In Simon Weisenthal’s book, “Sails of Hope,” he argues that Columbus’s voyage was motivated by a desire to find a safe haven for the Jews in light of their expulsion from Spain. Likewise, Carol Delaney, a cultural anthropologist at Stanford University, concludes that Columbus was a deeply religious man whose purpose was to sail to Asia to obtain gold in order to finance a crusade to take back Jerusalem and rebuild the Jews’ holy Temple.…

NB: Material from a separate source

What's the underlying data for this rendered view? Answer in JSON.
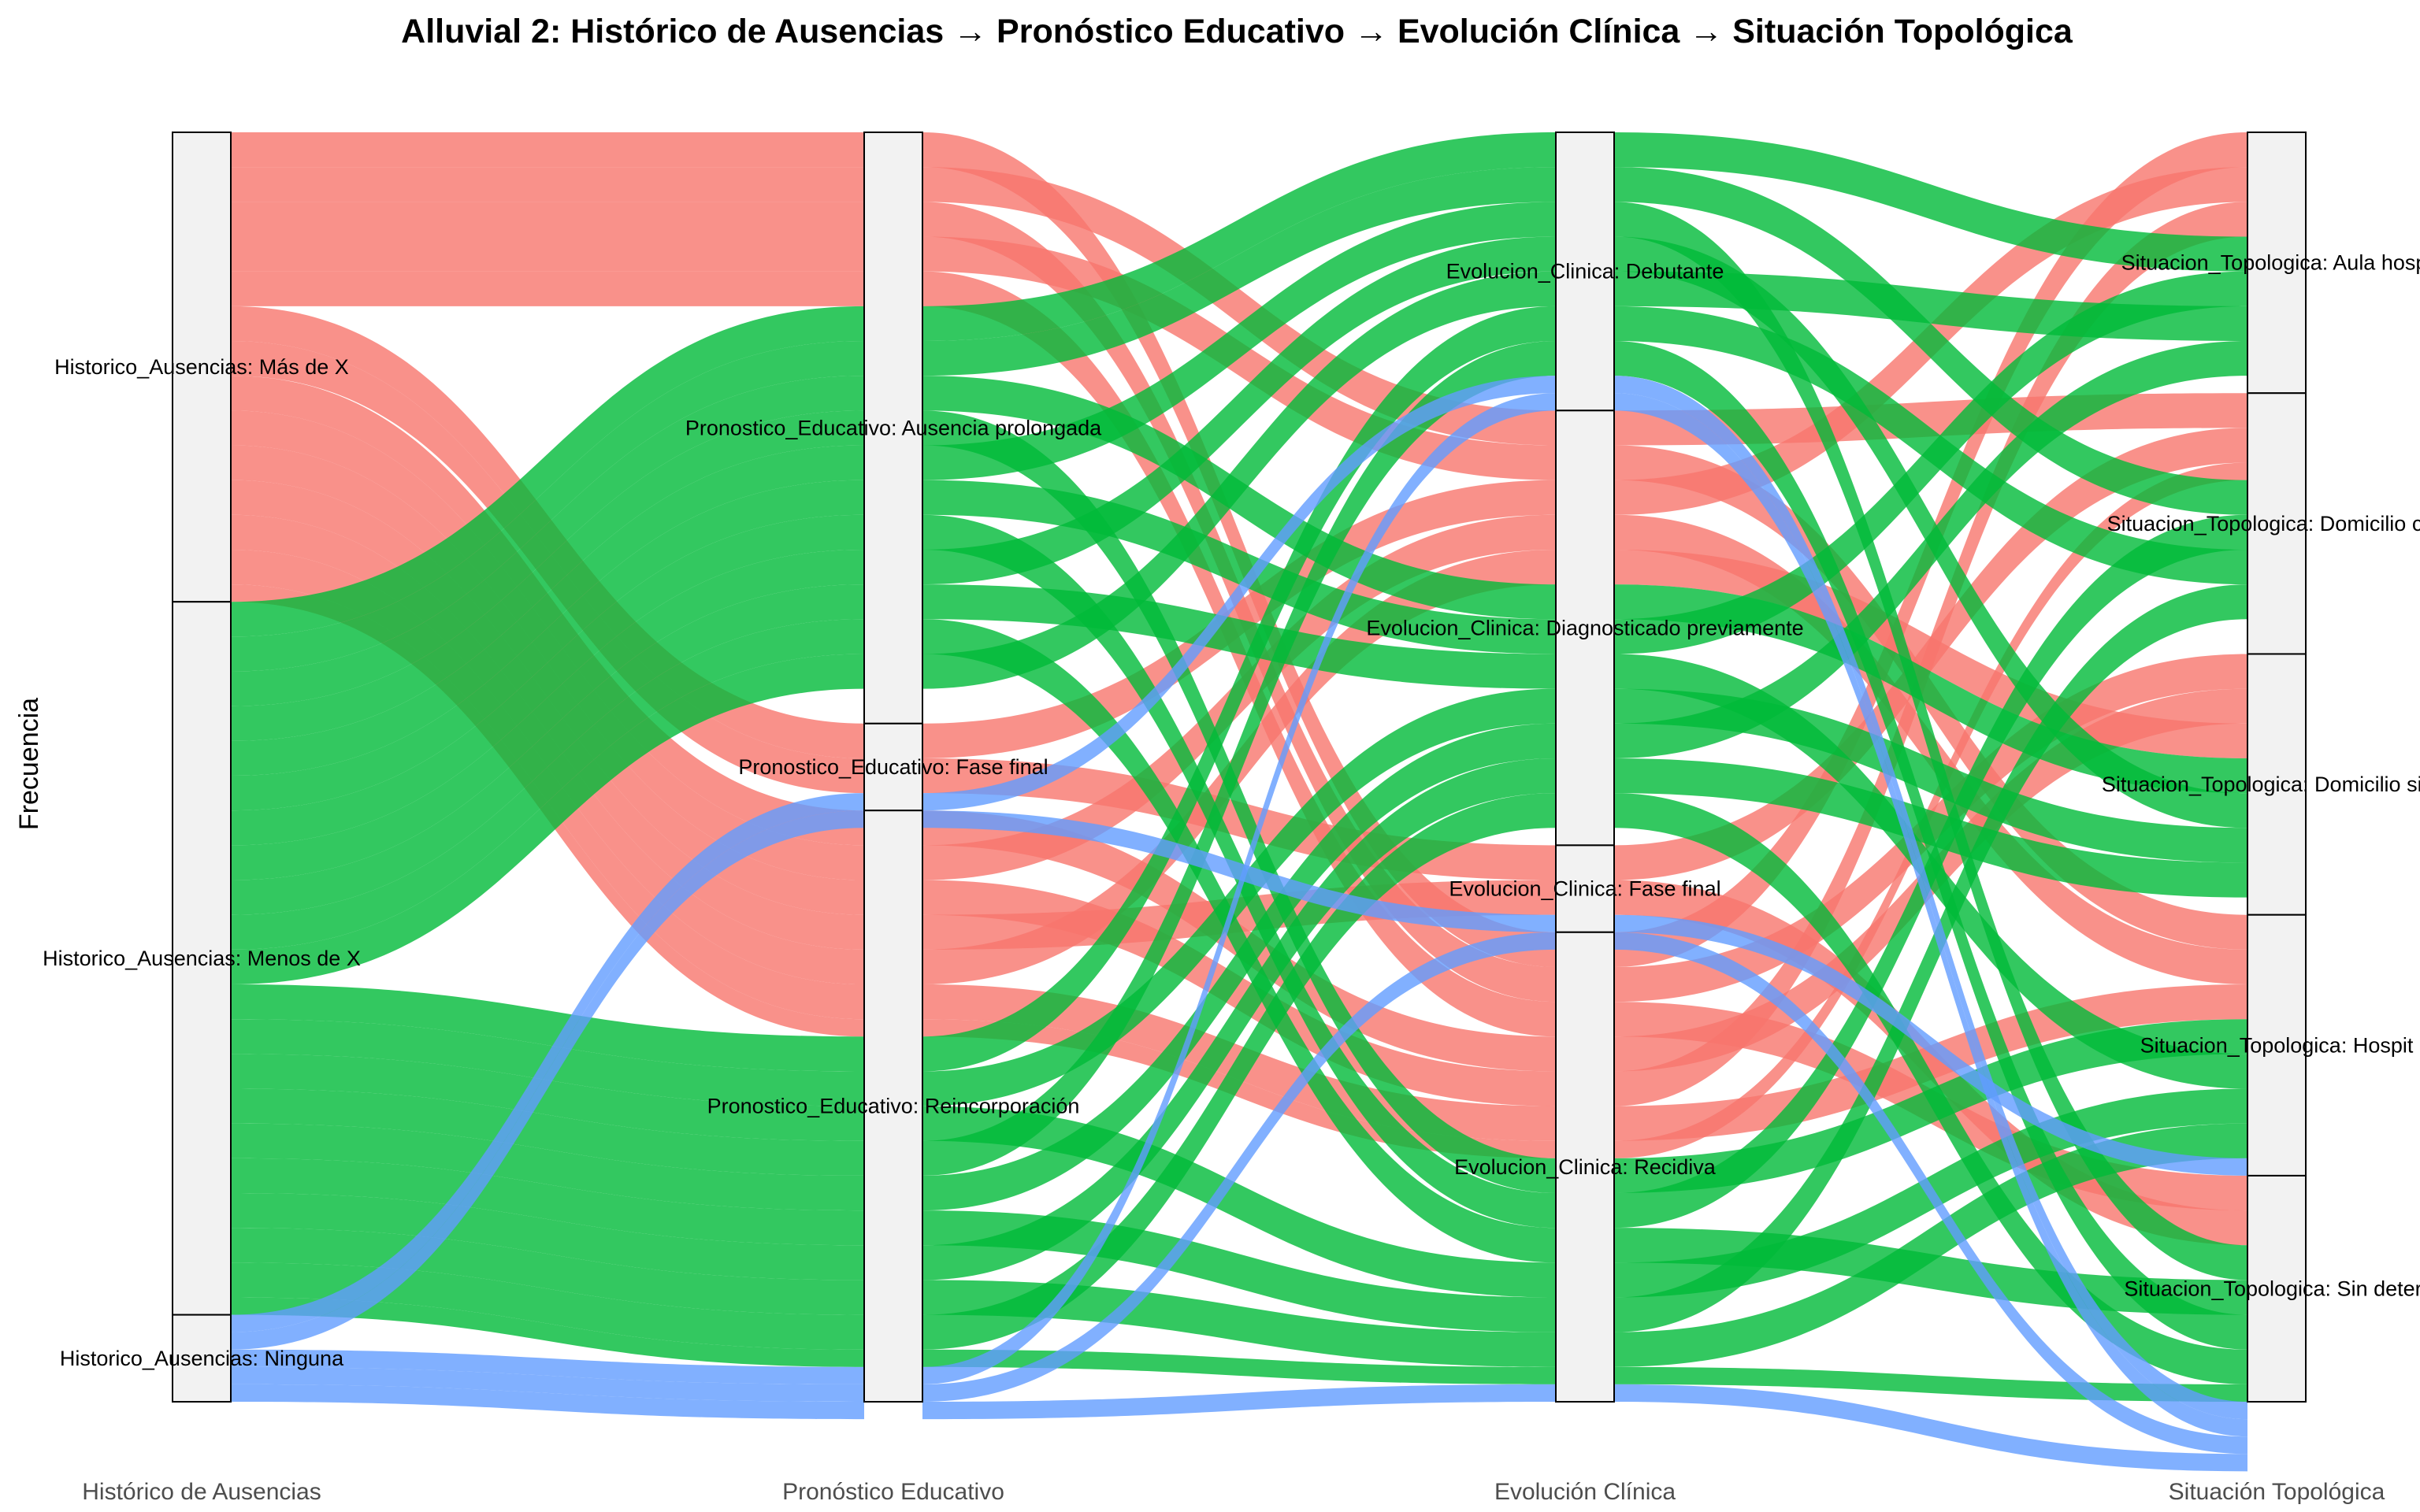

Scholars point to the date on which Columbus set sail as further evidence of his true motives. He was originally going to sail on August 2, 1492, a day that happened to coincide with the Jewish holiday of Tisha B’Av, marking the destruction of the First and Second Holy Temples of Jerusalem. Columbus postponed this original sail date by one day to avoid embarking on the holiday, which would have been considered by Jews to be an unlucky day to set sail. (Coincidentally or significantly, the day he set forth was the very day that Jews were, by law, given the choice of converting, leaving Spain, or being killed.)

Columbus’s voyage was not, as is commonly believed, funded by the deep pockets of Queen Isabella, but rather by two Jewish Conversos and another prominent Jew. Louis de Santangel and Gabriel Sanchez advanced an interest free loan of 17,000 ducats from their own pockets to help pay for the voyage, as did Don Isaac Abrabanel, rabbi and Jewish statesman.…

As we witness bloodshed the world over in the name of religious freedom, it is valuable to take another look at the man who sailed the seas in search of such freedoms—landing in a place that would eventually come to hold such an ideal at its very core.